What would it take to succeed in the climate created at Apple, PayPal, or Spotify? The question the audience is suppose to ask is, is it really that different? The motif that quality directors, like Tarantino and Scorsese lay, is that he who believes in the “honest day’s pay for an honest day’s work” is a schmuck, and the thieves who rot in jail are schmucks too. Their players exist somewhere in the middle of that and everything else the audience considers a truth of life.    

Thus, when they lie, cheat, and steal to gain comfort in life, as opposed to money of course, we’re to assume this happens as often in corporate America, except they’re more boorish in their desire for money. As someone who has never been to jail, and who’s only experience with the culture therein is, admittedly, limited to that which is depicted in reality TV, it appears to be so much more primal. I know this is obvious to everyone but the “Is it really that different?” crowd, but an unstable person prone to displays wild emotional outbursts doesn’t last long in corporate America, but in jail he or she becomes a pod boss for exhibiting such characteristics. An inmate who belittles the weak for the purpose of dominating them doesn’t fare well in corporate America, no matter what you’ve heard, but for a person who wants to be considered a pod boss, it’s all but listed as a bullet point in the job requirements. Thus, to succeed in the jail, we need to channel our worst, most primal characteristics if we hope to succeed. In corporate America, this analogy suggests, we need to exhibit our finest characteristics, but to succeed in the fictional worlds depicted in Goodfellas and Pulp Fiction, we need to find a schmuck-less middle ground.   
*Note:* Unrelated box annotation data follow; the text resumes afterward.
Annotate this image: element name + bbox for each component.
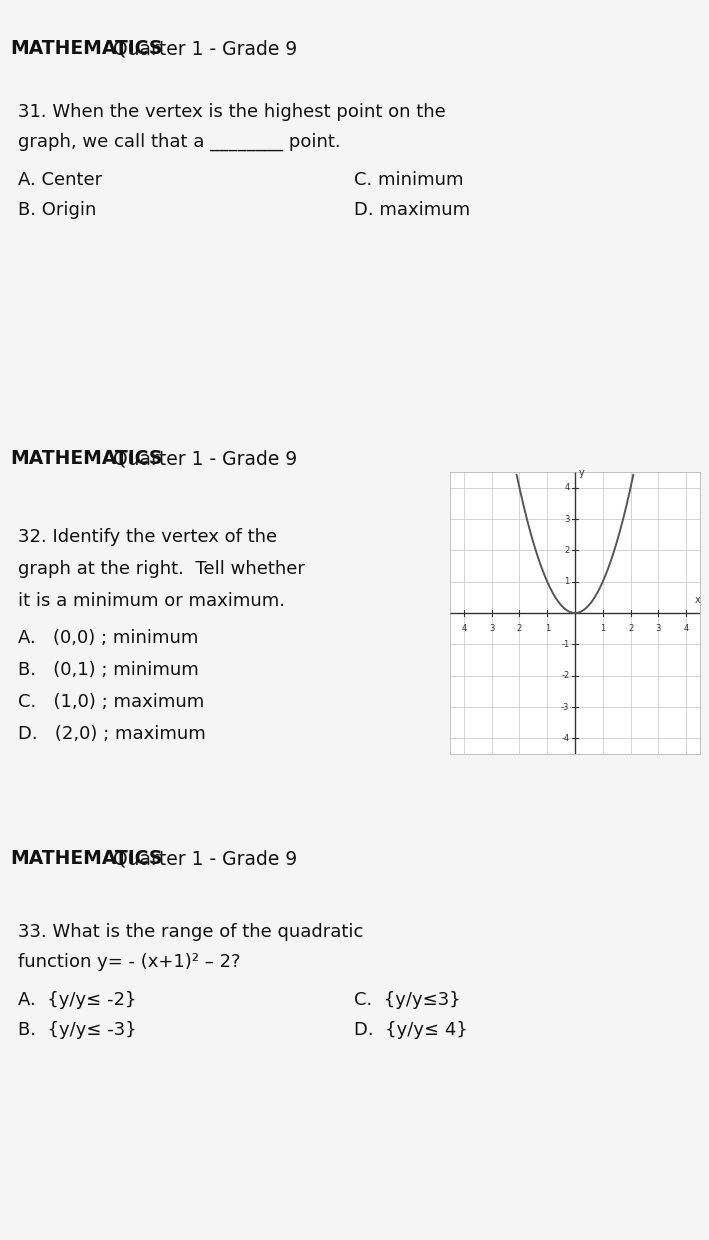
Text: x: x — [694, 595, 700, 605]
Text: B.  {y/y≤ -3}: B. {y/y≤ -3} — [18, 1021, 137, 1039]
Text: C.  {y/y≤3}: C. {y/y≤3} — [354, 991, 461, 1009]
Text: 4: 4 — [462, 624, 467, 632]
Text: 2: 2 — [564, 546, 569, 554]
Text: Quarter 1 - Grade 9: Quarter 1 - Grade 9 — [107, 849, 297, 868]
Text: C.   (1,0) ; maximum: C. (1,0) ; maximum — [18, 693, 204, 711]
Text: 1: 1 — [600, 624, 605, 632]
Text: MATHEMATICS: MATHEMATICS — [10, 849, 162, 868]
Text: D.  {y/y≤ 4}: D. {y/y≤ 4} — [354, 1021, 468, 1039]
Text: 1: 1 — [564, 577, 569, 587]
Text: 2: 2 — [517, 624, 522, 632]
Text: 3: 3 — [656, 624, 661, 632]
Text: 33. What is the range of the quadratic: 33. What is the range of the quadratic — [18, 923, 364, 941]
Text: Quarter 1 - Grade 9: Quarter 1 - Grade 9 — [107, 40, 297, 58]
Text: function y= - (x+1)² – 2?: function y= - (x+1)² – 2? — [18, 954, 240, 971]
Text: Quarter 1 - Grade 9: Quarter 1 - Grade 9 — [107, 450, 297, 469]
Text: 32. Identify the vertex of the: 32. Identify the vertex of the — [18, 528, 277, 546]
Text: MATHEMATICS: MATHEMATICS — [10, 450, 162, 469]
Text: -4: -4 — [562, 734, 569, 743]
Text: 3: 3 — [489, 624, 494, 632]
Text: C. minimum: C. minimum — [354, 171, 464, 188]
Text: -1: -1 — [562, 640, 569, 649]
Text: A.   (0,0) ; minimum: A. (0,0) ; minimum — [18, 629, 199, 647]
Text: graph, we call that a ________ point.: graph, we call that a ________ point. — [18, 133, 340, 151]
Text: B. Origin: B. Origin — [18, 201, 96, 219]
Text: y: y — [579, 469, 585, 479]
Text: 1: 1 — [545, 624, 550, 632]
Text: A. Center: A. Center — [18, 171, 102, 188]
Text: D.   (2,0) ; maximum: D. (2,0) ; maximum — [18, 725, 206, 743]
Text: it is a minimum or maximum.: it is a minimum or maximum. — [18, 591, 285, 610]
Text: -2: -2 — [562, 671, 569, 681]
Text: 3: 3 — [564, 515, 569, 523]
Text: MATHEMATICS: MATHEMATICS — [10, 40, 162, 58]
Text: A.  {y/y≤ -2}: A. {y/y≤ -2} — [18, 991, 136, 1009]
Text: -3: -3 — [561, 703, 569, 712]
Text: 31. When the vertex is the highest point on the: 31. When the vertex is the highest point… — [18, 103, 446, 122]
Text: 2: 2 — [628, 624, 633, 632]
Text: D. maximum: D. maximum — [354, 201, 471, 219]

Anyone who reads this might suspect that the author is subject to flights of moral relativism. I can assure you, without stepping onto a soapbox, that that is not the case. I suspend whatever I think of such alternative universes in the same manner I will when listening to music or watching cartoons. When I watch a gangster-related movie, I suspend reality in the same manner I do when I watch horror movies. I don’t believe in any of the supernatural beings that torment our main characters, but if I’m not willing to put my rational mind aside for long enough to enjoy a movie that violates everything I believe I probably shouldn’t be clicking play. If the moral fiber of our personal constitution is strong enough, we should be able to weather minimal assaults we experience in cartoons, horror movies, music, what have you. There are serious venues that challenge our modes of thought, and I think everyone should read them for the cerebral, philosophical challenges they present, but anyone who has their beliefs system seriously challenged by these otherwise unserious, artistic vehicles should probably spend more time reading.